Last Modified: 29 Jul 2009 11:35 GMT

Barzani's party, the KDP, is part of the northern region's ruling alliance [Reuters]

Iraq's Kurds have voted Masoud Barzani, the incumbent president of Iraq's semi-autonomous north, back into power.

With 95 per cent of the votes counted on Wednesday, Barzani had 68.8 per cent of the ballot.

In the Kurdish region's parliamentary elections, the ruling coalition of the Kurdistan Democratic Party (KDP) and the Patriotic Union of Kurdistan (PUK) won 56.6 per cent of the vote.

The two factions have dominated the region's politics for decades and have been in power since the region became semi-autonomous in 1991.

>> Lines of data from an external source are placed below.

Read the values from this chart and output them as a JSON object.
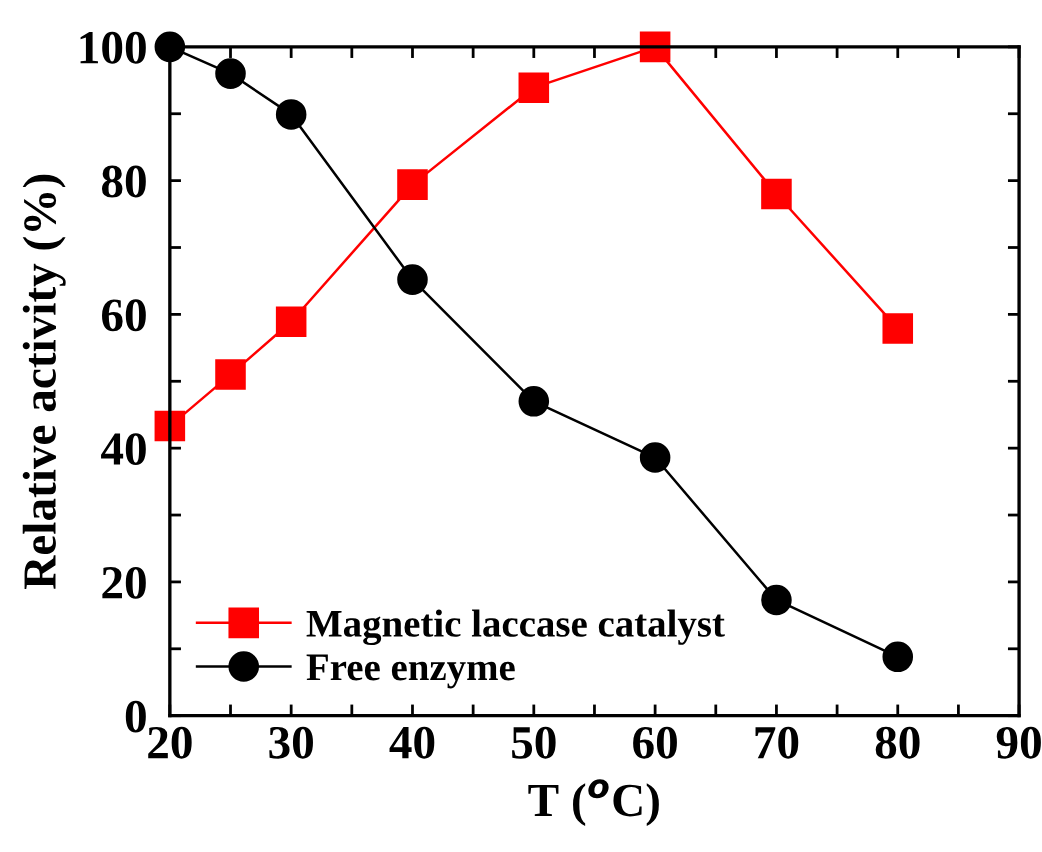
{
  "chart_data": {
    "type": "line",
    "xlabel": "T ($^{o}$C)",
    "ylabel": "Relative activity (%)",
    "xlim": [
      20,
      90
    ],
    "ylim": [
      0,
      100
    ],
    "xticks": [
      20,
      {
        "value": 25,
        "label": null
      },
      30,
      {
        "value": 35,
        "label": null
      },
      40,
      {
        "value": 45,
        "label": null
      },
      50,
      {
        "value": 55,
        "label": null
      },
      60,
      {
        "value": 65,
        "label": null
      },
      70,
      {
        "value": 75,
        "label": null
      },
      80,
      {
        "value": 85,
        "label": null
      },
      90
    ],
    "yticks": [
      0,
      {
        "value": 10,
        "label": null
      },
      20,
      {
        "value": 30,
        "label": null
      },
      40,
      {
        "value": 50,
        "label": null
      },
      60,
      {
        "value": 70,
        "label": null
      },
      80,
      {
        "value": 90,
        "label": null
      },
      100
    ],
    "x": [
      20,
      25,
      30,
      40,
      50,
      60,
      70,
      80
    ],
    "series": [
      {
        "name": "Magnetic laccase catalyst",
        "color": "#ff0000",
        "marker": "square",
        "values": [
          43.3,
          51.0,
          58.9,
          79.4,
          93.9,
          100,
          78.0,
          57.9
        ]
      },
      {
        "name": "Free enzyme",
        "color": "#000000",
        "marker": "circle",
        "values": [
          100,
          96.0,
          89.9,
          65.2,
          47.0,
          38.6,
          17.3,
          8.8
        ]
      }
    ],
    "line_style": "solid",
    "grid": false,
    "legend": "bottom left"
  }
}
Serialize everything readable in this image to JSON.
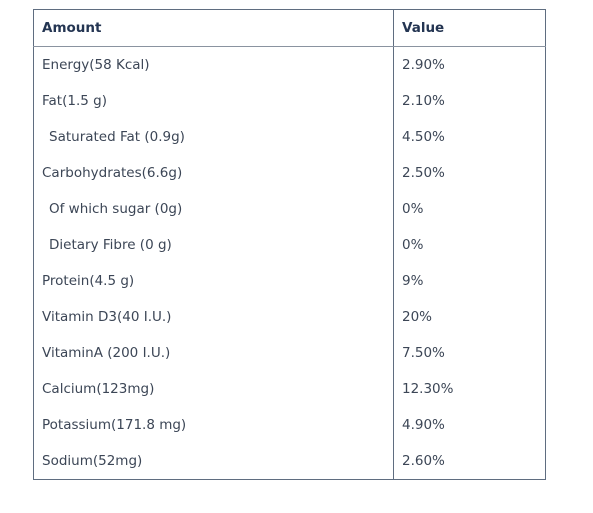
{
  "table": {
    "headers": {
      "amount": "Amount",
      "value": "Value"
    },
    "rows": [
      {
        "amount": "Energy(58 Kcal)",
        "value": "2.90%",
        "indent": false
      },
      {
        "amount": "Fat(1.5 g)",
        "value": "2.10%",
        "indent": false
      },
      {
        "amount": "Saturated Fat (0.9g)",
        "value": "4.50%",
        "indent": true
      },
      {
        "amount": "Carbohydrates(6.6g)",
        "value": "2.50%",
        "indent": false
      },
      {
        "amount": "Of which sugar (0g)",
        "value": "0%",
        "indent": true
      },
      {
        "amount": "Dietary Fibre (0 g)",
        "value": "0%",
        "indent": true
      },
      {
        "amount": "Protein(4.5 g)",
        "value": "9%",
        "indent": false
      },
      {
        "amount": "Vitamin D3(40 I.U.)",
        "value": "20%",
        "indent": false
      },
      {
        "amount": "VitaminA (200 I.U.)",
        "value": "7.50%",
        "indent": false
      },
      {
        "amount": "Calcium(123mg)",
        "value": "12.30%",
        "indent": false
      },
      {
        "amount": "Potassium(171.8 mg)",
        "value": "4.90%",
        "indent": false
      },
      {
        "amount": "Sodium(52mg)",
        "value": "2.60%",
        "indent": false
      }
    ]
  }
}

The powerful ruling parties fended off the opposition challenge from The Change list, which is headed by Noshirwan Mustafa, a former PUK official, which stood on a platform of tackling corruption within the administration.

The results come as Robert Gates, the US defence secretary, heads to Irbil, the regional capital, for talks with Barzani.

Gates hopes to help defuse tensions between the Kurdish regional government and the Iraqi central government in Baghdad over the country's natural resources.

The Kurdish regional administration's aggressive strategy for exploiting their own oil and gas fields has led them into conflict with the Iraqi oil ministry.

The Kurds have asserted their right to the oil-producing Kirkuk region and other disputed areas lying outside the current borders of their enclave.